A short syllable in a word is either:

  1. a vowel followed by a non-vowel other than w, x or Y and preceded by a non-vowel, or

  2. a vowel at the beginning of the word followed by a non-vowel.

(The original document is silent on whether sequences of two or more non-vowels make a syllable long.
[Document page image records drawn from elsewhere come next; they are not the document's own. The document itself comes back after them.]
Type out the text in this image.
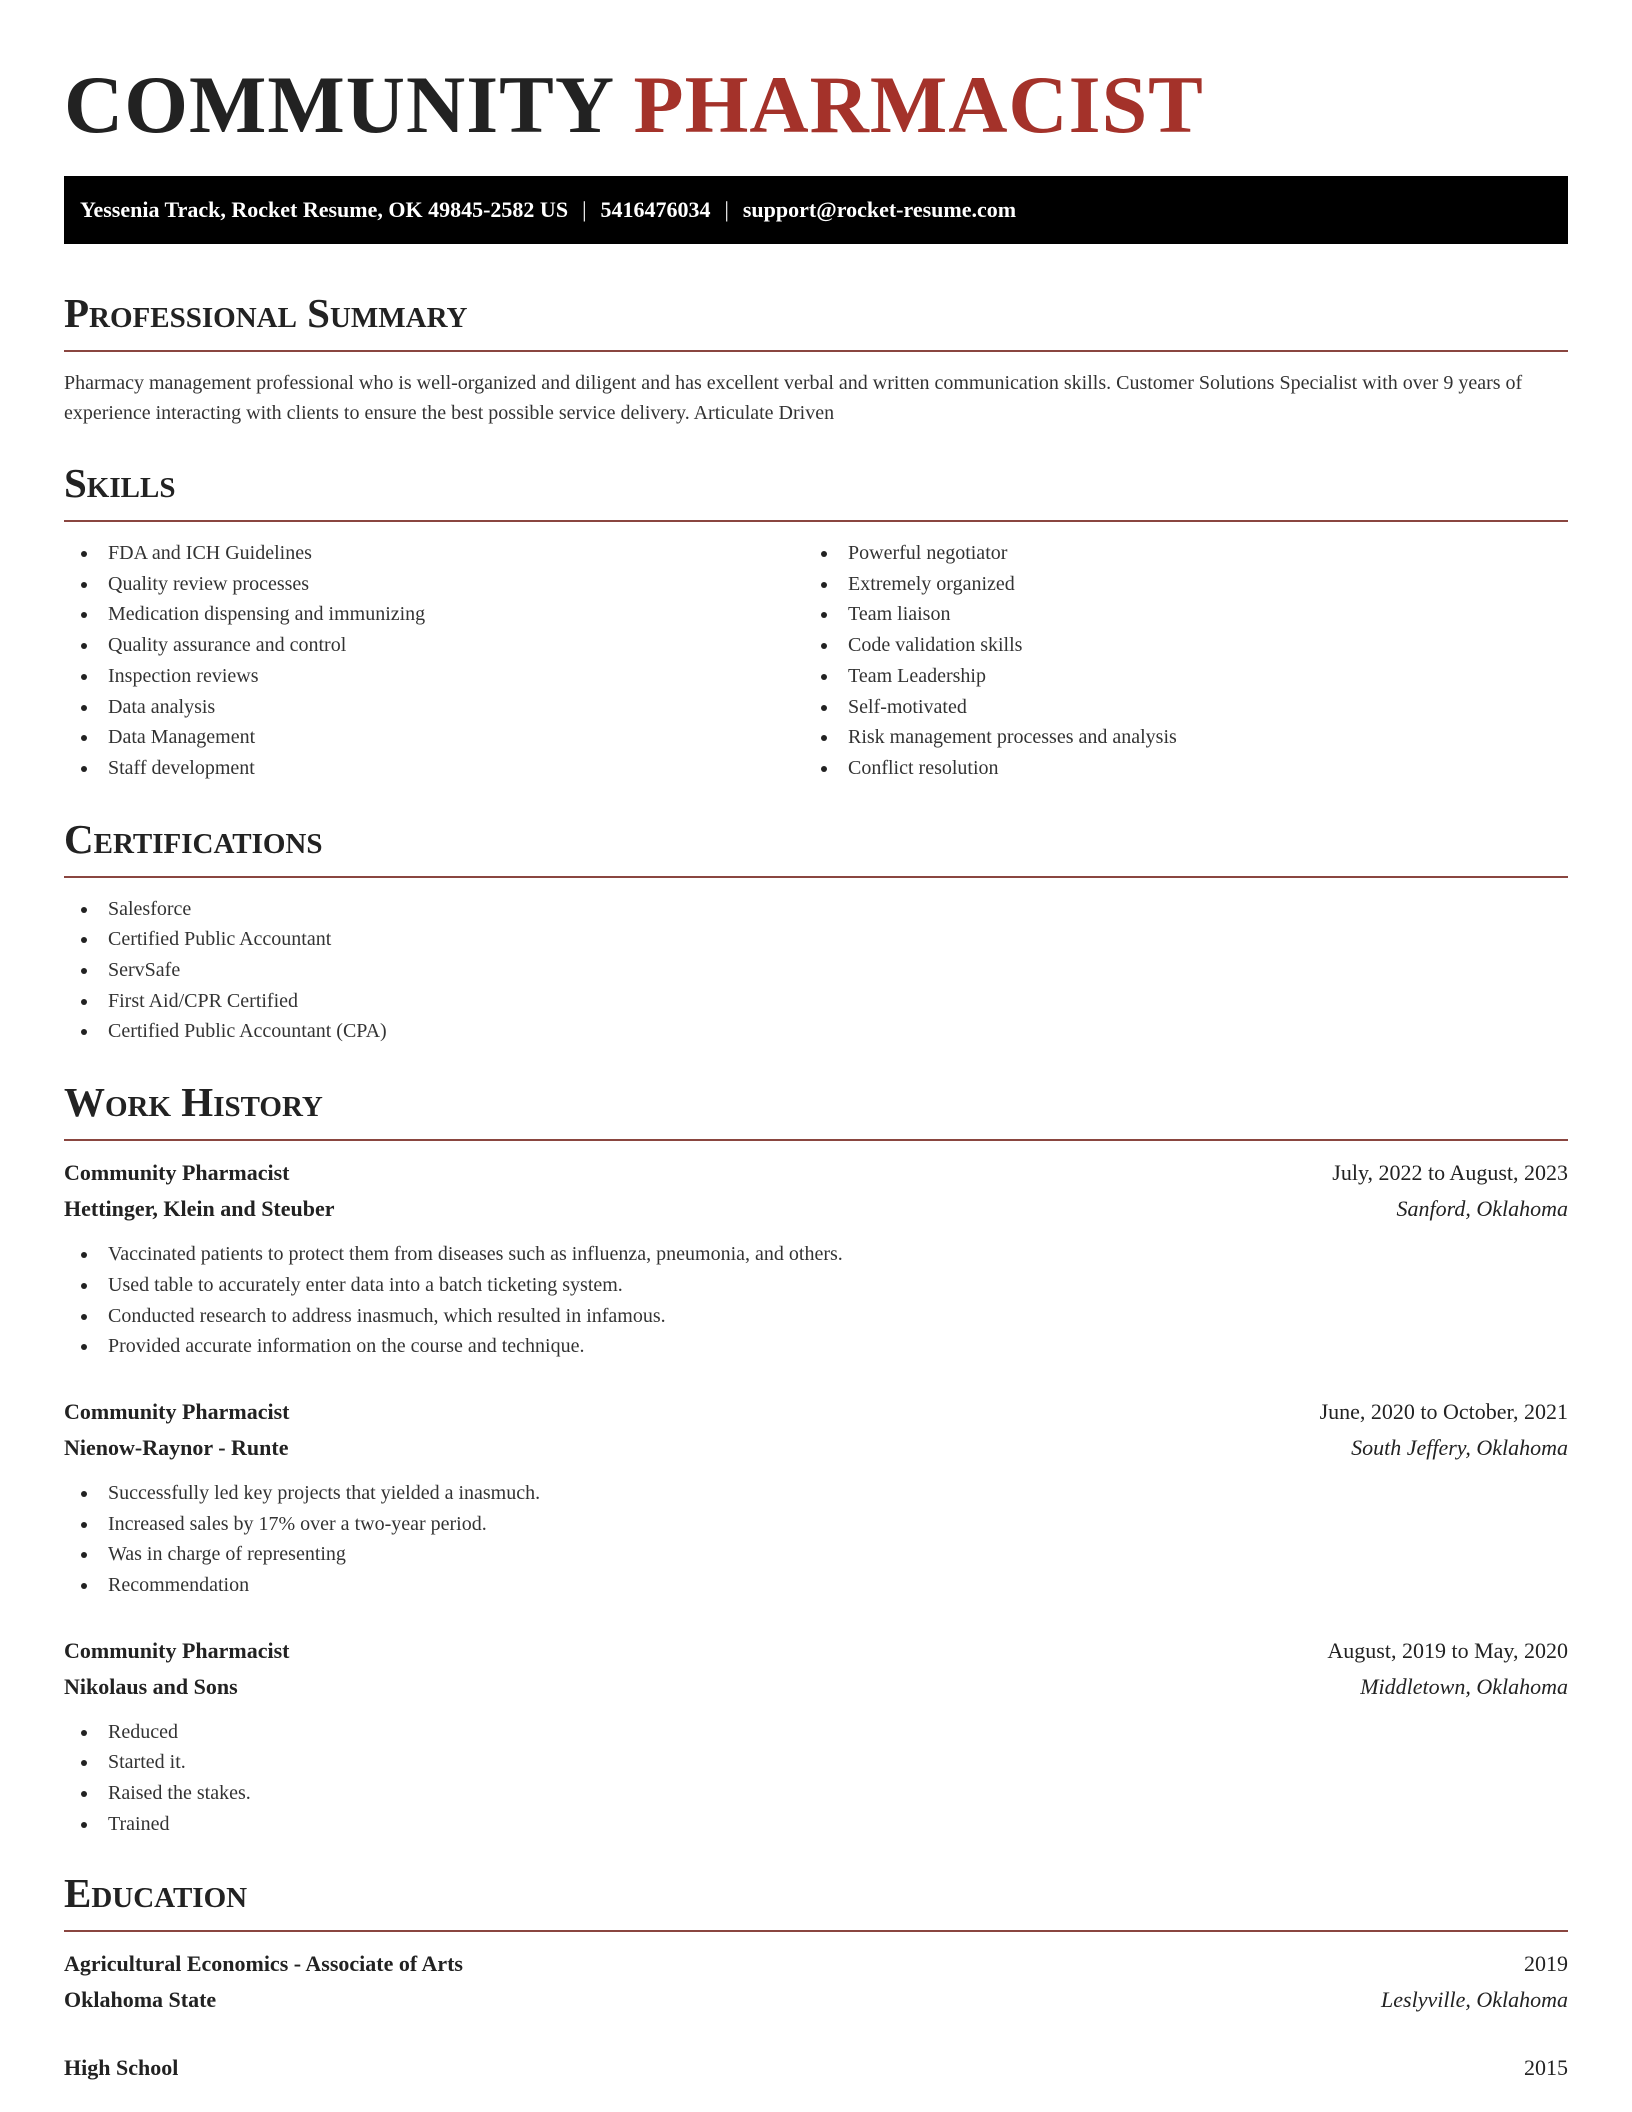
COMMUNITY PHARMACIST
Yessenia Track, Rocket Resume, OK 49845-2582 US | 5416476034 | support@rocket-resume.com
Professional Summary

Pharmacy management professional who is well-organized and diligent and has excellent verbal and written communication skills. Customer Solutions Specialist with over 9 years of experience interacting with clients to ensure the best possible service delivery. Articulate Driven

Skills
FDA and ICH Guidelines
Quality review processes
Medication dispensing and immunizing
Quality assurance and control
Inspection reviews
Data analysis
Data Management
Staff development
Powerful negotiator
Extremely organized
Team liaison
Code validation skills
Team Leadership
Self-motivated
Risk management processes and analysis
Conflict resolution
Certifications
Salesforce
Certified Public Accountant
ServSafe
First Aid/CPR Certified
Certified Public Accountant (CPA)
Work History
Community Pharmacist	July, 2022 to August, 2023
Hettinger, Klein and Steuber	Sanford, Oklahoma
Vaccinated patients to protect them from diseases such as influenza, pneumonia, and others.
Used table to accurately enter data into a batch ticketing system.
Conducted research to address inasmuch, which resulted in infamous.
Provided accurate information on the course and technique.
Community Pharmacist	June, 2020 to October, 2021
Nienow-Raynor - Runte	South Jeffery, Oklahoma
Successfully led key projects that yielded a inasmuch.
Increased sales by 17% over a two-year period.
Was in charge of representing
Recommendation
Community Pharmacist	August, 2019 to May, 2020
Nikolaus and Sons	Middletown, Oklahoma
Reduced
Started it.
Raised the stakes.
Trained
Education
Agricultural Economics - Associate of Arts	2019
Oklahoma State	Leslyville, Oklahoma
High School	2015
But as this specification is only used to find sequences of non-vowel - vowel - non-vowel - end-of-word, this ambiguity does not have an effect.)

"((#{C}#{V}#{CW})|(^#{V}#{C}))"
STEP_2_MAPS =

Suffix transformations used in porter2_step2. (ogi, li endings dealt with in procedure)

{"tional" => "tion",
		 "enci" => "ence",
"anci" => "ance",
"abli" => "able",
"entli" => "ent",
"ization" => "ize",
"izer" => "ize",
"ational" => "ate",
"ation" => "ate",
"ator" => "ate",
"alism" => "al",
"aliti" => "al",
"alli" => "al",
"fulness" => "ful",
"ousli" => "ous",
"ousness" => "ous",
"iveness" => "ive",
"iviti" => "ive",
"biliti" => "ble",
"bli" => "ble",
"fulli" => "ful",
"lessli" => "less" }
STEP_3_MAPS =

Suffix transformations used in porter2_step3. (ative ending dealt with in procedure)

{"tional" => "tion",
"ational" => "ate",
"alize" => "al",
"icate" => "ic",
"iciti" => "ic",
"ical" => "ic",
"ful" => "",
"ness" => "" }
STEP_4_MAPS =

Suffix transformations used in porter2_step4. (ion ending dealt with in procedure)

{"al" => "",
"ance" => "",
"ence" => "",
"er" => "",
"ic" => "",
"able" => "",
"ible" => "",
"ant" => "",
"ement" => "",
"ment" => "",
"ent" => "",
"ism" => "",
"ate" => "",
"iti" => "",
"ous" => "",
"ive" => "",
"ize" => "" }
SPECIAL_CASES =

Special-case stemmings

{"skis" => "ski",
"skies" => "sky",
 
"dying" => "die",
"lying" => "lie",
"tying" => "tie",
"idly" =>  "idl",
"gently" => "gentl",
"ugly" => "ugli",
"early" => "earli",
"only" => "onli",
"singly" =>"singl",
 
"sky" => "sky",
"news" => "news",
"howe" => "howe",
"atlas" => "atlas",
"cosmos" => "cosmos",
"bias" => "bias",
"andes" => "andes" }
STEP_1A_SPECIAL_CASES =

Special case words to stop processing after step 1a.

%w[ inning outing canning herring earring proceed exceed succeed ]